An industry that is appreciated but little known by the public
Furthermore, in its survey aimed at evaluating the general perception of the Quebec maritime industry and its importance for the economy, the Léger firm concludes that the industry is well perceived by about half of Quebecers (51%). However, four out of ten Quebecers do not know enough about it to have an opinion on the subject.
“We are pleased to see that three quarters of respondents consider the industry and its activities to be important to the Quebec economy. But, clearly, our industry must redouble its efforts to make itself known and attract the new workers it needs to continue its progression,” concluded the CEO of SODES.
About Innovation maritime
Created in 2001, Innovation maritime is an applied research centre working in the fields of maritime engineering, transport and navigation, maritime safety and security, environmental technologies and professional diving. Attached to the Institut maritime du Québec, Innovation maritime is a member of the Synchronex network, which brings together college technology transfer centres in Quebec. Innovation maritime has completed more than 350 projects since its creation.
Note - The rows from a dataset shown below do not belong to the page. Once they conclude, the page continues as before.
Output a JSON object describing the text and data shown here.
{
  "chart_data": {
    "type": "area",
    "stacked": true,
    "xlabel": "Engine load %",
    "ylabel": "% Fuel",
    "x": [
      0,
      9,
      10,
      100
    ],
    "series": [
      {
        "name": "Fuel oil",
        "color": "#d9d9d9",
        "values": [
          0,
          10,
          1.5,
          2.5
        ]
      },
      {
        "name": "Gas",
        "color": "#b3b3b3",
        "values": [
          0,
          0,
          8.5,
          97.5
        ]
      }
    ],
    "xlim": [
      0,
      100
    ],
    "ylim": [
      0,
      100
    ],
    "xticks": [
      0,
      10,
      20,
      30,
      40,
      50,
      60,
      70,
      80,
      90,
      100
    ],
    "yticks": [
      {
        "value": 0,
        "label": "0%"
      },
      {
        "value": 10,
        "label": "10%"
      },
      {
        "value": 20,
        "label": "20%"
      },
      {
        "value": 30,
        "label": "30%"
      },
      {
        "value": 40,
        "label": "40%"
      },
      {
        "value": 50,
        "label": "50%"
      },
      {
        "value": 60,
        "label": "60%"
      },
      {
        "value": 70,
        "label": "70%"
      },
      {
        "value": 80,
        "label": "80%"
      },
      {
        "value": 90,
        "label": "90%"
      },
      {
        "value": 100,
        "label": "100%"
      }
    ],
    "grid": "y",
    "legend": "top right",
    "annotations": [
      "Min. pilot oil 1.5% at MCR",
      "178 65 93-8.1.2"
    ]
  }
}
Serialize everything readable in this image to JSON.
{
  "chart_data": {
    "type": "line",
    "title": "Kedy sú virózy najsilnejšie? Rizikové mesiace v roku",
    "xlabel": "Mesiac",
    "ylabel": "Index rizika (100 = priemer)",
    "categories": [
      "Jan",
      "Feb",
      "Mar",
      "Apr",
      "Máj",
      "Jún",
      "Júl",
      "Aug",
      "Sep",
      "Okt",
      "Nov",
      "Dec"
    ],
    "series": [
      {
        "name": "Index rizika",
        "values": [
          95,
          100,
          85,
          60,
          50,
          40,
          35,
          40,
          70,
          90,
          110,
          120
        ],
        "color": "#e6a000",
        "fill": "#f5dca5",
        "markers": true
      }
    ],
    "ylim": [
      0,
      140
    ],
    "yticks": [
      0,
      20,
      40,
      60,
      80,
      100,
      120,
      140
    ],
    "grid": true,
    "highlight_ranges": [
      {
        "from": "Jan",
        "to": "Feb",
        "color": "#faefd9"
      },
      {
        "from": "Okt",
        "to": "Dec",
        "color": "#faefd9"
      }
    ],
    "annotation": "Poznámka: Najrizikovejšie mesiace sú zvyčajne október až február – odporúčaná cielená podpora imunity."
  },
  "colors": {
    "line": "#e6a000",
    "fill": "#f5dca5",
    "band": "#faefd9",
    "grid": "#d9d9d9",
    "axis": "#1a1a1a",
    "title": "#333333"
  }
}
The St. Lawrence Development Council is a non-profit organization whose mission is to protect and promote the economic interests of the St. Lawrence River region. It represents the maritime community, which includes private and public interests whose activities have a direct and indirect impact on the river’s economy, and this in all regions of Quebec. SODES is the privileged interlocutor of governments as regards the development and economic activity of the St. Lawrence, including the transport of cargo and passengers, regional development or the environment.